29 janvier 2011

Tromperie du ministre Emmanuel Yoka sur la Nationalité Congolaise

LORSQUE LE CONSEIL DES MINISTRES SE TROMPE LOURDEMENT SUR LA NATIONALITE CONGOLAISE
Par Roger YENGA
La nationalité  est le lien juridique qui rattache les individus à un Etat dont ils deviennent les ressortissants. Ce lien juridique est déterminé par la loi de chaque Etat.
C'est à la loi de chaque Etat de déterminer, en effet, quels sont ses nationaux et de fixer les règles d'attribution et d'acquisition de la nationalité. Dans notre pays la République du Congo, c'est la loi 35-61 du 20 juin 1961 portant code de la nationalité congolaise qui est te texte de référence.

Il sied de préciser qu'après cinquante ans d'application stable, le code de la nationalité congolaise mérite un toilettage, afin de le mettre en conformité aussi bien aux dispositions des instruments internationaux de protection des droits humains qu'à la Constitution du 20 janvier 2002.
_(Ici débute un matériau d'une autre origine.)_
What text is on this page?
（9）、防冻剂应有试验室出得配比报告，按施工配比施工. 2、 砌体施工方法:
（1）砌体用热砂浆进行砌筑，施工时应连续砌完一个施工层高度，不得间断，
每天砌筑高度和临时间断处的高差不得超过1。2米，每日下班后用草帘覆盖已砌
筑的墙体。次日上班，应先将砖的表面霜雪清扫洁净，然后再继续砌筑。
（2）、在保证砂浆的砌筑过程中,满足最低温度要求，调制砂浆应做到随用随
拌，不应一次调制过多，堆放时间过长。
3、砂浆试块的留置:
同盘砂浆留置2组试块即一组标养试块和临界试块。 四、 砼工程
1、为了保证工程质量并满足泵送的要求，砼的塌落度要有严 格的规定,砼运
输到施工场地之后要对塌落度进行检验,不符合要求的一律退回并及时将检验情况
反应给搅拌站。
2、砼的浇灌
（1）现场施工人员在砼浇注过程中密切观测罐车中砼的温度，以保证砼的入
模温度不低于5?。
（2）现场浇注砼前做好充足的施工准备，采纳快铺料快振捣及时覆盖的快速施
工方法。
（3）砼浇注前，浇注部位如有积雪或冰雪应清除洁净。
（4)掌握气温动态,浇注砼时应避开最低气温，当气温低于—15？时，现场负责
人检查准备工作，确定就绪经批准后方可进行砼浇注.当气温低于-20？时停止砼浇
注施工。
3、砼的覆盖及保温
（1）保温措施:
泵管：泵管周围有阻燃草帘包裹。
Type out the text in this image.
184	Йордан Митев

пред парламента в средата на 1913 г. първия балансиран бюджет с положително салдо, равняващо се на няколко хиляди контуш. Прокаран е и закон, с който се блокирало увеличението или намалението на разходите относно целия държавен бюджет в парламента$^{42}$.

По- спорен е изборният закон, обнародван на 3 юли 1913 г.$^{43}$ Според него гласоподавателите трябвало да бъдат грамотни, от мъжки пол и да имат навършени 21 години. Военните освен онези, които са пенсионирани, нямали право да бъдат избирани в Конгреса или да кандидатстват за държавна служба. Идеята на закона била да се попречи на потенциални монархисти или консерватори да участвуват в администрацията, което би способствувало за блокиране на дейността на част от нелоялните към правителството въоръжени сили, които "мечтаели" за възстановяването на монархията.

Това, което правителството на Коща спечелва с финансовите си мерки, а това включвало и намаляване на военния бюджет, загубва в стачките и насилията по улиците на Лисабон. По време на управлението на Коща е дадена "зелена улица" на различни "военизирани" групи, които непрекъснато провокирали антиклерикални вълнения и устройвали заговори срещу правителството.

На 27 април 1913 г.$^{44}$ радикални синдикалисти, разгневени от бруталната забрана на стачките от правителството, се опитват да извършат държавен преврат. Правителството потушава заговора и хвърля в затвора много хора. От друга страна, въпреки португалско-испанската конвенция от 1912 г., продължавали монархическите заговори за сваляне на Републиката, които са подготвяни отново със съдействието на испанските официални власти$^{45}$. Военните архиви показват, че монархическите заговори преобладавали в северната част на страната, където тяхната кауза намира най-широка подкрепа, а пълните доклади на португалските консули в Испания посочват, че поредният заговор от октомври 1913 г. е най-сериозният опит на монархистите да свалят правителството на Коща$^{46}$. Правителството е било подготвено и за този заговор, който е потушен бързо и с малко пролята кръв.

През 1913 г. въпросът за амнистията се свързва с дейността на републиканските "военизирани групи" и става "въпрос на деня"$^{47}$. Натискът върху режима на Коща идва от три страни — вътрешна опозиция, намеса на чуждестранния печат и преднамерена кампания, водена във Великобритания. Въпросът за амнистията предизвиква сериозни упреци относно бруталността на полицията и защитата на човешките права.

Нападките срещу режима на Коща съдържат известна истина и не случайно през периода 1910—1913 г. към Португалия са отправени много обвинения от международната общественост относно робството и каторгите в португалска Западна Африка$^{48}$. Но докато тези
C'est ce qui m'avait conduit, en tant que citoyen congolais soucieux de l'évolution positive de nos lois, de mener une réflexion ayant abouti à la rédaction d'un dossier intitulé : Examens de quelques dispositions du code de la nationalité congolaise et contribution en vue de sa réforme.

Cette réflexion avait du reste été publiée dans deux journaux de Brazzaville il y a trois ans déjà. Par la suite, pour faire œuvre utile, j'ai transformé cette réflexion en une proposition de loi modifiant et complétant certaines dispositions du code de la nationalité congolaise. C'était un dossier complet comprenant un exposé des motifs, un argumentaire détaillé de la réforme et le texte de la proposition de la loi.

Ces dossiers complets avaient été remis à deux députés dont les noms ne seront pas mentionnés ici. Mais ces  derniers, pour des raisons qu'ils leurs étaient propres, n'avaient pas  pu soumettre cette proposition de loi à la Chambre basse du Parlement. C'est donc avec satisfaction que j'ai appris, par la lecture du compte rendu du Conseil des ministres du 29 décembre 2010, que le ministre d'Etat, coordonnateur du pôle de la souveraineté,  garde des sceaux, ministre de la justice et des droits humains Monsieur Emmanuel YOKA, avait soumis à l'appréciation du Conseil, qui l'a adopté, un projet de loi modifiant et complétant certaines dispositions de la loi n° 35-61 du 20 juin 1961 portant code de la nationalité congolaise.

Cela dit, à la lecture de ce compte rendu du Conseil des ministres, on ne peut qu'être surpris et déçu par ce déplorable amalgame qu'entretient ce texte relativement aux droits reconnus aux personnes ayant acquis la nationalité congolaise par naturalisation et les congolais d'origine. En effet, dans le compte rendu du Conseil des ministres du jeudi 29 décembre 2010, s'agissant du projet de loi modifiant et complétant certaines dispositions de la loi n°35-61 du 20 juin 1961 portant code de la nationalité congolaise,  on peut notamment lire ceci ;

"Comme chacun sait, aux termes de la Constitution du 20 janvier 2002, tout étranger naturalisé congolais jouit de la prérogative de garder sa nationalité d'origine et tout congolais, quel qu'il soit, a le droit de changer de nationalité ou d'acquérir une seconde nationalité.Ces dispositions nouvelles, inscrites dans la loi fondamentales de 2002, mais en contradiction évidente avec la loi portant code de la nationalité congolaise, votée voici presque un demi-siècle, nécessitaient donc une mise à jour de celle-ci".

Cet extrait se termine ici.